Connecticut and Colorado, both sites of tragic shootings in the past year, also rank in the top 15 on the Brady scale.
Additionally, according to FBI crime statistics, California ranks above the national average in firearm murder rate, firearm robbery rate and firearm assault rate per 100,000. Arizona also ranks well above the national average in these categories, showing that legislation, or a lack thereof, has had little effect on violence in these states..
However, Utah, another Brady loser, has some of the lowest rates of gun violence in the country.

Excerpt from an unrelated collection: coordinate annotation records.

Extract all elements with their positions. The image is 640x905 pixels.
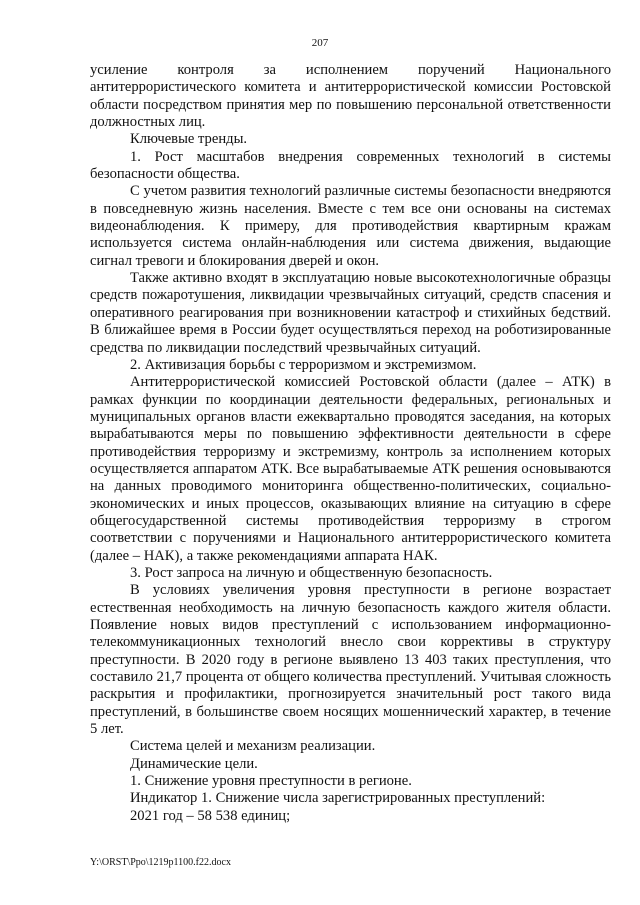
paragraph-indicator-1: Индикатор 1. Снижение числа зарегистрированных преступлений: [130,790,546,807]
paragraph: Антитеррористической комиссией Ростовской области (далее – АТК) в рамках функции по координации деятельности федеральных, региональных и муниципальных органов власти ежеквартально проводятся заседания, на которых вырабатываются меры по повышению эффективности деятельности в сфере противодействия терроризму и экстремизму, контроль за исполнением которых осуществляется аппаратом АТК. Все вырабатываемые АТК решения основываются на данных проводимого мониторинга общественно-политических, социально-экономических и иных процессов, оказывающих влияние на ситуацию в сфере общегосударственной системы противодействия терроризму в строгом соответствии с поручениями и Национального антитеррористического комитета (далее – НАК), а также рекомендациями аппарата НАК. [90,374,611,564]
paragraph: С учетом развития технологий различные системы безопасности внедряются в повседневную жизнь населения. Вместе с тем все они основаны на системах видеонаблюдения. К примеру, для противодействия квартирным кражам используется система онлайн-наблюдения или система движения, выдающие сигнал тревоги и блокирования дверей и окон. [90,183,611,269]
footer-file-path: Y:\ORST\Ppo\1219p1100.f22.docx [90,857,231,868]
paragraph-heading-goals: Система целей и механизм реализации. [130,738,376,755]
paragraph-heading-dynamic-goals: Динамические цели. [130,755,258,772]
paragraph: В условиях увеличения уровня преступности в регионе возрастает естественная необходимость на личную безопасность каждого жителя области. Появление новых видов преступлений с использованием информационно-телекоммуникационных технологий внесло свои коррективы в структуру преступности. В 2020 году в регионе выявлено 13 403 таких преступления, что составило 21,7 процента от общего количества преступлений. Учитывая сложность раскрытия и профилактики, прогнозируется значительный рост такого вида преступлений, в большинстве своем носящих мошеннический характер, в течение 5 лет. [90,582,611,738]
paragraph-heading-trends: Ключевые тренды. [130,131,248,148]
paragraph: Также активно входят в эксплуатацию новые высокотехнологичные образцы средств пожаротушения, ликвидации чрезвычайных ситуаций, средств спасения и оперативного реагирования при возникновении катастроф и стихийных бедствий. В ближайшее время в России будет осуществляться переход на роботизированные средства по ликвидации последствий чрезвычайных ситуаций. [90,270,611,356]
document-body [90,62,611,825]
page-number: 207 [311,37,329,49]
paragraph-trend-3: 3. Рост запроса на личную и общественную безопасность. [130,564,493,581]
paragraph-trend-1: 1. Рост масштабов внедрения современных технологий в системы безопасности общества. [90,148,611,183]
paragraph-trend-2: 2. Активизация борьбы с терроризмом и экстремизмом. [130,356,477,373]
paragraph-indicator-value: 2021 год – 58 538 единиц; [130,807,291,824]
paragraph-continuation: усиление контроля за исполнением поручений Национального антитеррористического комитета и антитеррористической комиссии Ростовской области посредством принятия мер по повышению персональной ответственности должностных лиц. [90,62,611,131]
paragraph-goal-1: 1. Снижение уровня преступности в регионе. [130,773,412,790]
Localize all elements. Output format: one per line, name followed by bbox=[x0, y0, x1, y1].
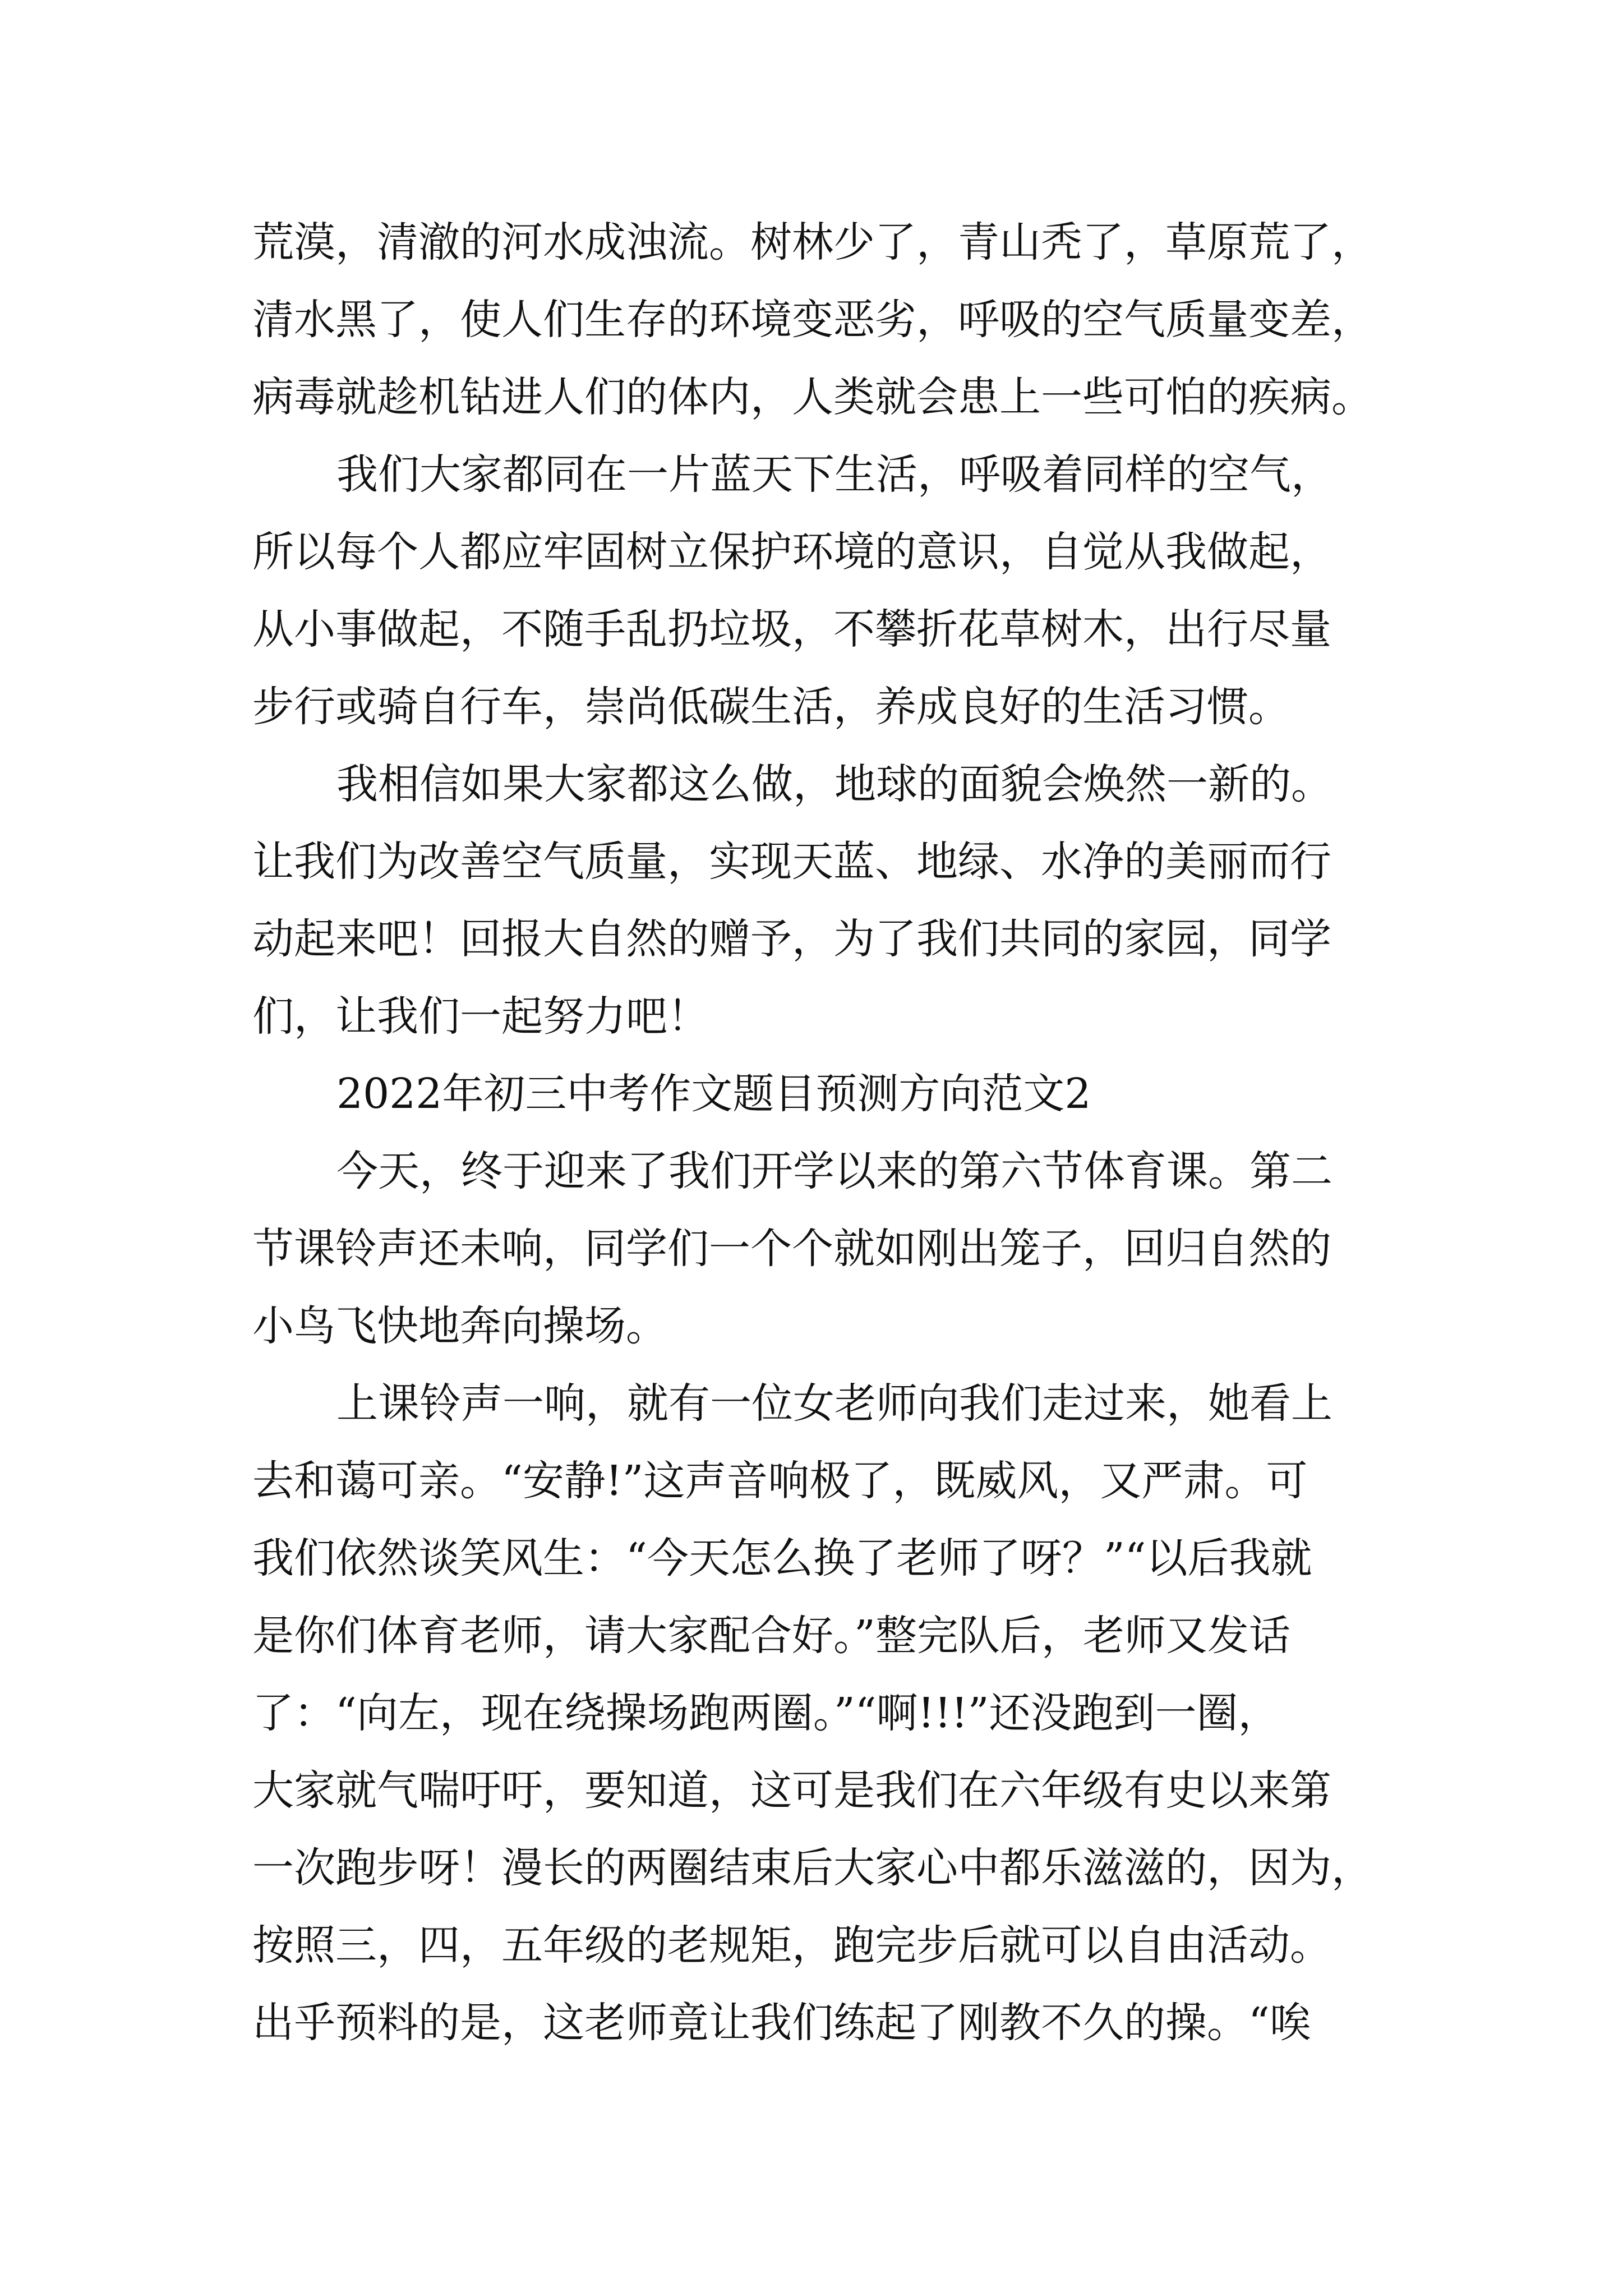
paragraph-line: 我们依然谈笑风生：“今天怎么换了老师了呀？”“以后我就 bbox=[252, 1534, 1312, 1582]
paragraph-line: 大家就气喘吁吁，要知道，这可是我们在六年级有史以来第 bbox=[252, 1766, 1331, 1815]
paragraph-line: 节课铃声还未响，同学们一个个就如刚出笼子，回归自然的 bbox=[252, 1225, 1331, 1273]
paragraph-line: 从小事做起，不随手乱扔垃圾，不攀折花草树木，出行尽量 bbox=[252, 605, 1331, 654]
paragraph-line: 病毒就趁机钻进人们的体内，人类就会患上一些可怕的疾病。 bbox=[252, 373, 1373, 421]
paragraph-line: 小鸟飞快地奔向操场。 bbox=[252, 1302, 667, 1350]
section-heading: 2022年初三中考作文题目预测方向范文2 bbox=[336, 1070, 1091, 1118]
paragraph-line: 我相信如果大家都这么做，地球的面貌会焕然一新的。 bbox=[336, 760, 1332, 808]
paragraph-line: 去和蔼可亲。“安静!”这声音响极了，既威风，又严肃。可 bbox=[252, 1457, 1308, 1505]
paragraph-line: 今天，终于迎来了我们开学以来的第六节体育课。第二 bbox=[336, 1147, 1332, 1195]
paragraph-line: 步行或骑自行车，崇尚低碳生活，养成良好的生活习惯。 bbox=[252, 683, 1290, 731]
paragraph-line: 让我们为改善空气质量，实现天蓝、地绿、水净的美丽而行 bbox=[252, 838, 1331, 886]
paragraph-line: 所以每个人都应牢固树立保护环境的意识，自觉从我做起， bbox=[252, 528, 1331, 576]
paragraph-line: 是你们体育老师，请大家配合好。”整完队后，老师又发话 bbox=[252, 1612, 1290, 1660]
paragraph-line: 清水黑了，使人们生存的环境变恶劣，呼吸的空气质量变差， bbox=[252, 296, 1373, 344]
paragraph-line: 一次跑步呀！漫长的两圈结束后大家心中都乐滋滋的，因为， bbox=[252, 1844, 1373, 1892]
paragraph-line: 荒漠，清澈的河水成浊流。树林少了，青山秃了，草原荒了， bbox=[252, 218, 1373, 266]
paragraph-line: 按照三，四，五年级的老规矩，跑完步后就可以自由活动。 bbox=[252, 1921, 1331, 1970]
paragraph-line: 我们大家都同在一片蓝天下生活，呼吸着同样的空气， bbox=[336, 450, 1332, 499]
paragraph-line: 了：“向左，现在绕操场跑两圈。”“啊!!!”还没跑到一圈， bbox=[252, 1689, 1280, 1737]
paragraph-line: 上课铃声一响，就有一位女老师向我们走过来，她看上 bbox=[336, 1379, 1332, 1428]
paragraph-line: 们，让我们一起努力吧！ bbox=[252, 992, 709, 1041]
paragraph-line: 动起来吧！回报大自然的赠予，为了我们共同的家园，同学 bbox=[252, 915, 1331, 963]
paragraph-line: 出乎预料的是，这老师竟让我们练起了刚教不久的操。“唉 bbox=[252, 1999, 1311, 2047]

The states with the lowest across the board rates of gun violence in the country are Rhode Island and Maine, according to the FBI report. Those states have Brady rankings of 27th and 25th, respectively.
The nation should not ignore gun violence. It is continuing problem that has no real resolution in sight. Too many innocent lives are lost on a daily basis due to violent crime; however, those that believe gun control legislation is a logical solution for the problem are sorely misguided. As the numbers show, strict gun control legislation has not significantly reduced gun violence in the past.
As the recent cases of gun violence have shown, the perpetrators of such heinous acts rarely obey legislation, whether because of active disregard or mental illness. Like the War on Drugs and Prohibition before it, criminals and the criminally insane will find a way to circumvent the law. There is no cure at all. Rather than politicize such a dire issue, the nation must, finally, begin a discussion to flush out the plethora of symptoms that lead to gun violence, such as economic disparity, civil inequality, and mental health care.
Wayne Schutsky is a freelance writer living in Phoenix.